Тем более благословенной показалась затем Аргентина. Это была вторая Испания, ее древняя культура, оберегаемая и сохраняемая на новой, более обширной, еще не сдобренной кровью, еще не отравленной ненавистью земле. Тут было обилие продуктов, богатство и избыток, тут были бескрайние просторы, а значит, и новые ресурсы. Безграничная радость охватила меня. Разве культуры не странствуют уже тысячелетия от одной страны к другой, разве всегда, когда дерево становилось добычей топора, не спасались семена и тем самым и новые цветы, новый плод? То, что поколения создавали до нас и вокруг нас, никогда ведь не исчезало бесследно. Надо было лишь научиться мыслить крупномасштабно, мерить более значительными временными измерениями. Пора, говорил я себе, мыслить не только европейскими масштабами, но шире, не зарывать себя в отмирающем прошлом, но способствовать его возрождению. Ибо по сердечности, с которой все население нового миллионного города относилось к нашему конгрессу, я понял, что мы здесь не чужие и что вера в духовное единство, которому мы посвятили всю нашу жизнь, еще жива здесь, действует и с ней считаются; что, следовательно, в наше время новых скоростей нас не разделяет более даже океан. Новая задача встала здесь рядом со старой: более широко и смело упрочить единство, о котором мы мечтали. Если я считал Европу потерянной с того последнего момента, когда увидел приготовления к грядущей войне, то под Южным Крестом я снова начал надеяться и верить.

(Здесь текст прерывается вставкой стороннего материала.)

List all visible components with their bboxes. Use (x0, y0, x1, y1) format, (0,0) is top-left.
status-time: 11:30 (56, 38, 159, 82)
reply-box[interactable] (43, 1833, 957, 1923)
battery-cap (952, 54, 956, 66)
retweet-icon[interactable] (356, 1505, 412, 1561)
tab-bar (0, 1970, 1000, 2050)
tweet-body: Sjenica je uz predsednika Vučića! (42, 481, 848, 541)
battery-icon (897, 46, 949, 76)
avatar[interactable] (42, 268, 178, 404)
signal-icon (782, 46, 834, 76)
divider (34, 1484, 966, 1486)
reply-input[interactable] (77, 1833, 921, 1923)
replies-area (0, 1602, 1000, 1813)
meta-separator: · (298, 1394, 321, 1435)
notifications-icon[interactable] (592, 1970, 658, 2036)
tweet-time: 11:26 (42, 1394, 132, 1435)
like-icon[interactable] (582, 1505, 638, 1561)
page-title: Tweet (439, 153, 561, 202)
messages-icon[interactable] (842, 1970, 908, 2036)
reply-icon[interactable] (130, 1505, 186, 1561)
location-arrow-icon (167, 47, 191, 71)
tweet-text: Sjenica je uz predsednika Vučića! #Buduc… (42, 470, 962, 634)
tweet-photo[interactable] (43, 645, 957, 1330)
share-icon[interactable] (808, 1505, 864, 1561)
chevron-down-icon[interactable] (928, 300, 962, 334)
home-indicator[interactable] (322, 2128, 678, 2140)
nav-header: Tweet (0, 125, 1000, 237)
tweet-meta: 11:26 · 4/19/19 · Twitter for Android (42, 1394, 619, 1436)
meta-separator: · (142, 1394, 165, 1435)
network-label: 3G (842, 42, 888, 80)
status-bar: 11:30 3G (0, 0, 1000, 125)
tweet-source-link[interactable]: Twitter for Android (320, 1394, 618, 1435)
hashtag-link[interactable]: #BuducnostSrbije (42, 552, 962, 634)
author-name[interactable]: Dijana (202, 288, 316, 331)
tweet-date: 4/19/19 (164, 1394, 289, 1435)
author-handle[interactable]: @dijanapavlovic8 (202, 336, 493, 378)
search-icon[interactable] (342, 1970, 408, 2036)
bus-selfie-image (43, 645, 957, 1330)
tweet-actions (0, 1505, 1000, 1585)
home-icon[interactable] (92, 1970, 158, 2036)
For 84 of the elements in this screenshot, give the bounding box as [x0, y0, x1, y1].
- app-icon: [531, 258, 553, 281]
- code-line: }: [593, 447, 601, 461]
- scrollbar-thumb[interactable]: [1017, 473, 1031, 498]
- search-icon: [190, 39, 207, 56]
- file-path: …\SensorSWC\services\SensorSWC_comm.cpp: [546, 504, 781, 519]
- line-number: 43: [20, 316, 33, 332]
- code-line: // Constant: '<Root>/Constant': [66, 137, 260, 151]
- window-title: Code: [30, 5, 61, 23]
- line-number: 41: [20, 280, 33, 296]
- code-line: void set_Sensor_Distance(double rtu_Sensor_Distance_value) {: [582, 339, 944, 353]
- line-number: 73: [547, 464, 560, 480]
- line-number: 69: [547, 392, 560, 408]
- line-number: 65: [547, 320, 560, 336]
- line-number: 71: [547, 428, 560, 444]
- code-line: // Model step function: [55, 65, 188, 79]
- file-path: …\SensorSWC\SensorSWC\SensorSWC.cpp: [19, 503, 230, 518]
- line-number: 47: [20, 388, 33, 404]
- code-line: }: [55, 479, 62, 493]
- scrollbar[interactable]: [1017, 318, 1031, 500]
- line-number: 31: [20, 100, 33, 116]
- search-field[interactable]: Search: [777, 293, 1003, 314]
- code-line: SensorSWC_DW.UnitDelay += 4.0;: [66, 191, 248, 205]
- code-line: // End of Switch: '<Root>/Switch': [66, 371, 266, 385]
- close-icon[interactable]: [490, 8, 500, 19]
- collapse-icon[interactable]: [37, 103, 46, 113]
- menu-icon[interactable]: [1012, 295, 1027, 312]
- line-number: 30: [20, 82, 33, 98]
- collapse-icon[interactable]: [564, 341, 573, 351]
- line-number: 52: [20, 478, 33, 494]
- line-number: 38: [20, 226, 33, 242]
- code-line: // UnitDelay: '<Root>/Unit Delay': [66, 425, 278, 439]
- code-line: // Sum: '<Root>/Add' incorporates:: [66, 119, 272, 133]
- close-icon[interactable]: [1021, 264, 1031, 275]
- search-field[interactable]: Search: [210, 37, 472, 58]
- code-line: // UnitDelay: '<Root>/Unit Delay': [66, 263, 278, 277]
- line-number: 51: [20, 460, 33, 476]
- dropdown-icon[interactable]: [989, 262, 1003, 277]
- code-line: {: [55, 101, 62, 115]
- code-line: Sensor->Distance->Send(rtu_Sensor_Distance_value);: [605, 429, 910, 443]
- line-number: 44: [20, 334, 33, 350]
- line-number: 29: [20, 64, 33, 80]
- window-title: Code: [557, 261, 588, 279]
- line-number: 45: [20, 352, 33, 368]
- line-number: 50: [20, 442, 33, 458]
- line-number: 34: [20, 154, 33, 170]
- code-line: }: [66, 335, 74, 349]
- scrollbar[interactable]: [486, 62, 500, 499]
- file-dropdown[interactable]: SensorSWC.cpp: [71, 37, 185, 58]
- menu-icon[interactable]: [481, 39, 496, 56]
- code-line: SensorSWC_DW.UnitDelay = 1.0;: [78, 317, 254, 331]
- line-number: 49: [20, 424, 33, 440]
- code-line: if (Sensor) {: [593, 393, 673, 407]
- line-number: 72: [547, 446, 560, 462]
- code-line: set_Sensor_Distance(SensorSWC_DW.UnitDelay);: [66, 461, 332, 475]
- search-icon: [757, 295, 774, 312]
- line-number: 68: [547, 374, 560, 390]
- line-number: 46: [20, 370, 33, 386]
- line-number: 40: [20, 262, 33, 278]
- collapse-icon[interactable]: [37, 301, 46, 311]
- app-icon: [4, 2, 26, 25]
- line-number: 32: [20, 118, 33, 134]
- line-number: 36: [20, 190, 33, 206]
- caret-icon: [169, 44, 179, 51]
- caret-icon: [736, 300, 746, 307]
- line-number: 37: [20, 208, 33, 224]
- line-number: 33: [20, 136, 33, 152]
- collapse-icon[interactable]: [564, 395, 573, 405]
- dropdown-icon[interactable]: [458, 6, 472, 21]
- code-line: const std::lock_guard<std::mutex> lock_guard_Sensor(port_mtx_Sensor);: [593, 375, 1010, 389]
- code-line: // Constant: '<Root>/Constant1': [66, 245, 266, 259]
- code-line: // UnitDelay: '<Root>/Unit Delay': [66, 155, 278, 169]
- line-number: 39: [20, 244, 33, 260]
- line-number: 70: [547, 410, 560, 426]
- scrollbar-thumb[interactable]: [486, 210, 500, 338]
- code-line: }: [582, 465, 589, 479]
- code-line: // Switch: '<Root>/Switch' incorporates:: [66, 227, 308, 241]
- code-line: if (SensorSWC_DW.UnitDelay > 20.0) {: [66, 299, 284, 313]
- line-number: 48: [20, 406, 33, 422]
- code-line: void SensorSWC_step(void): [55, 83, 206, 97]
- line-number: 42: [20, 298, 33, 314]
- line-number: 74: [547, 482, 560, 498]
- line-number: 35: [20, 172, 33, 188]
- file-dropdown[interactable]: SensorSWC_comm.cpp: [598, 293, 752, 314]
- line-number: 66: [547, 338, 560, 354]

Не менее значительным впечатлением, не меньшим обещанием стала для меня Бразилия, эта щедро одаренная природой страна с красивейшим городом на земле, эта страна, гигантское пространство которой и сегодня еще не в состоянии измерить до конца ни железные дороги, ни шоссе, ни даже самолет. Здесь прошлое сохранялось более заботливо, чем в самой Европе, сюда еще не проникло очерствение, которое внесла первая мировая война в нравы, в дух наций. Люди здесь были более миролюбивы, более терпимы, не таким неприязненным, как у нас, было само общение между различными народами. Здесь человек еще не был отделен от человека нелепыми теориями крови, расы и происхождения, чувствовалось, что здесь можно было жить спокойно, ибо имелось то неизмеримое, предназначенное для будущего пространство, за крохотную крупицу которого в Европе государства воевали, а политики вели бесконечные дебаты. Здесь земля еще ждала человека, чтобы он ее возделал и наполнил своим присутствием. Здесь вся та цивилизация, которую создала Европа, могла успешно продолжаться и развиваться в новых и разнообразных условиях. Я заглянул, наслаждаясь зрелищем тысячелетней красоты этой новой природы, в будущее.
* * *
Но путешествия, и даже дальние - под другие звезды и в другие миры, не означали бегства от Европы и от ее тревог. Порой кажется, что природа зло мстит человеку тем, что все достижения техники, благодаря которым он подчинил себе ее сокровеннейшие силы, лишают покоя его душу. Нет более страшного наказания, чем то, что технические средства лишают нас возможности хотя бы на мгновение уйти от действительности. Люди предыдущих поколений могли в тяжелые времена бежать, уединяться; и только мы получили сомнительную привилегию - какие бы беды ни случались на нашем земном шаре, в тот же час и ту же секунду обо всем узнавать и все переживать. Как бы далеко я ни находился от Европы, ее судьба оставалась моей. Высадившись в Пернамбуку ночью, под Южным Крестом, я увидел прикрепленную газету с сообщением о бомбардировке Барселоны и гибели испанского друга, с которым несколько месяцев тому назад провел незабываемые часы. В Техасе, проносясь в пульмановском вагоне недалеко от Хьюстона, я вдруг услышал истошные крики и беснование на немецком языке: какой-то ничего не подозревавший пассажир настроил приемник на волну Германии, так что мне довелось в поезде, идущем по равнине Техаса, услышать одну из поджигательских речей Гитлера. Не было возможности бежать, ни днем, ни ночью; я вынужден был с мучительной тревогой постоянно думать о Европе, а думая о Европе - неизбежно об Австрии. Может быть, покажется мелкотравчатым патриотизмом то, что, когда опасность приняла гигантские размеры - от Китая до Эбро и Мансанарес, меня особо волновала судьба именно Австрии. Но я знал, что судьба всей Европы связана с этой маленькой страной - волею судеб моим отчим краем. Если, оглядываясь назад, пытаются выявить ошибки политики после мировой войны, то величайшей признают то, что как европейские, так и американские политики не осуществили, а исказили план Вильсона.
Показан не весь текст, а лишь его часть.